Within moments, we were greeted by our server and placed our order for a half-bottle of Billecart Salmon Rose, our favorite champagne.  It was the holidays after all and worth a splurge.  Shortly after our drinks arrived, we received an amuse bouche, a few bites of delicious salami and olives that was perfect with the yeasty bubbles of the champagne.

So, as you can see, it's all going pretty smashingly to this point.  I think what a neighborhood restaurant offers vs. big venues is a level of service and attention to detail that is often lacking at their larger cousins.  Everything we had that evening was a delight.  Georges started with smoked salmon on a potato waffle.  This dish is an update of a Bistro Elan favorite, the smoked salmon napoleon, that graced the menu for years.  While skeptical, we both agreed that the waffle's airy texture was a wonderful complement to the silky salmon.  I had oysters on the half shell which can be a bit of Russian Roulette these days, but I love them.  These did not disappoint.  They were fresh, well-chilled and briny, everything you want.  The straightforward mignonette was the right accompaniment.  

After this intro, we had high expectations for our main courses.  I was torn between day-boat scallops, which the chef does very well, and petrale sole.  I opted for the sole and boy was I glad. There were two big pieces, simply breaded and pan-fried in a traditional lemon-caper sauce.

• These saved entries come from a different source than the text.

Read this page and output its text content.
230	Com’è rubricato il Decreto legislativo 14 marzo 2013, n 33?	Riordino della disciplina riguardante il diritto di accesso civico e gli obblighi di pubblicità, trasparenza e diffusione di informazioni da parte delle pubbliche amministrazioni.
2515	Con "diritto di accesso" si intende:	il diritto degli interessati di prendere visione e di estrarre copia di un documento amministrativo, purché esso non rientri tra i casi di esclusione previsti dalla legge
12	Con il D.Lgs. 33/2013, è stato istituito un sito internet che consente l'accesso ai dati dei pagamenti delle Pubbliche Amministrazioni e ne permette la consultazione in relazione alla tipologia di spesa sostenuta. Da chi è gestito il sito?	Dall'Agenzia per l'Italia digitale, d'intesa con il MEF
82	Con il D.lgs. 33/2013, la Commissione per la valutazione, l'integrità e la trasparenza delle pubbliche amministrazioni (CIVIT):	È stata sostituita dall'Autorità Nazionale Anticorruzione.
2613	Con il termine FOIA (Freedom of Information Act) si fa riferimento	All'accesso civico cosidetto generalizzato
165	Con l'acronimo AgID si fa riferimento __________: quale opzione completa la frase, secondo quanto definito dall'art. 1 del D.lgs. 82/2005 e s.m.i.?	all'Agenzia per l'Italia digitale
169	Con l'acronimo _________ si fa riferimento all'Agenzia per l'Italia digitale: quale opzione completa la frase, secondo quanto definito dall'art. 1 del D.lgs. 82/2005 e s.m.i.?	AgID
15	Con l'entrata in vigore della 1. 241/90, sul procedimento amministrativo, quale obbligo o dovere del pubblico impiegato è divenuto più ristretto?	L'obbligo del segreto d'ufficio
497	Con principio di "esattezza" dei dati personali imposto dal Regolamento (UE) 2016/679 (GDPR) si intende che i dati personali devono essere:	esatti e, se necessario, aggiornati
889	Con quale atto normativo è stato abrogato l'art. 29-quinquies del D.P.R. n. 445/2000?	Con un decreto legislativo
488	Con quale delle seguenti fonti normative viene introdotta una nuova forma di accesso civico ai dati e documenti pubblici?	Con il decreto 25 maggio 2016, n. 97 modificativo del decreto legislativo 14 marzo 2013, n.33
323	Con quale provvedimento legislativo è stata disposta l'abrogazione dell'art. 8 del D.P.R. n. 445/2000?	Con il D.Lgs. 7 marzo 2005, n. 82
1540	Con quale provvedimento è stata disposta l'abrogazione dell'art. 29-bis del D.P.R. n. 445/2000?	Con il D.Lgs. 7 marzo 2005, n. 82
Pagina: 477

The fish rested on a bed of roasted broccolini and melted in your mouth.  I could not eat the entire portion, although I gave it my all.  So, I shared a few bites with Georges, who agreed that the fish was perfectly cooked.  For him, the choice was easy: a flat-iron steak with BE's addictive pommes frite, served in a wooden bowl.

Though I couldn't finish my entree, I could not resist the temptations of the pastry chef.  We briefly thought of sharing, but generally we go different directions on a dessert tray.  And thus, Georges ended up with a seven-layer vanilla and white chocolate sponge cake while I turned my attention to the lemon tart.  The cake was good.  Very light and airy, but the tart presentation was fabulous.  The tart was served with pistachio crusted lemon semifreddo that was the height of yumminess.

We both talked all the way home about how much we enjoyed the meal.  The restaurant fires on all cylinders delivering great food, warm atmosphere and attentive service.  Bistro Elan is definitely back in our dining rotation.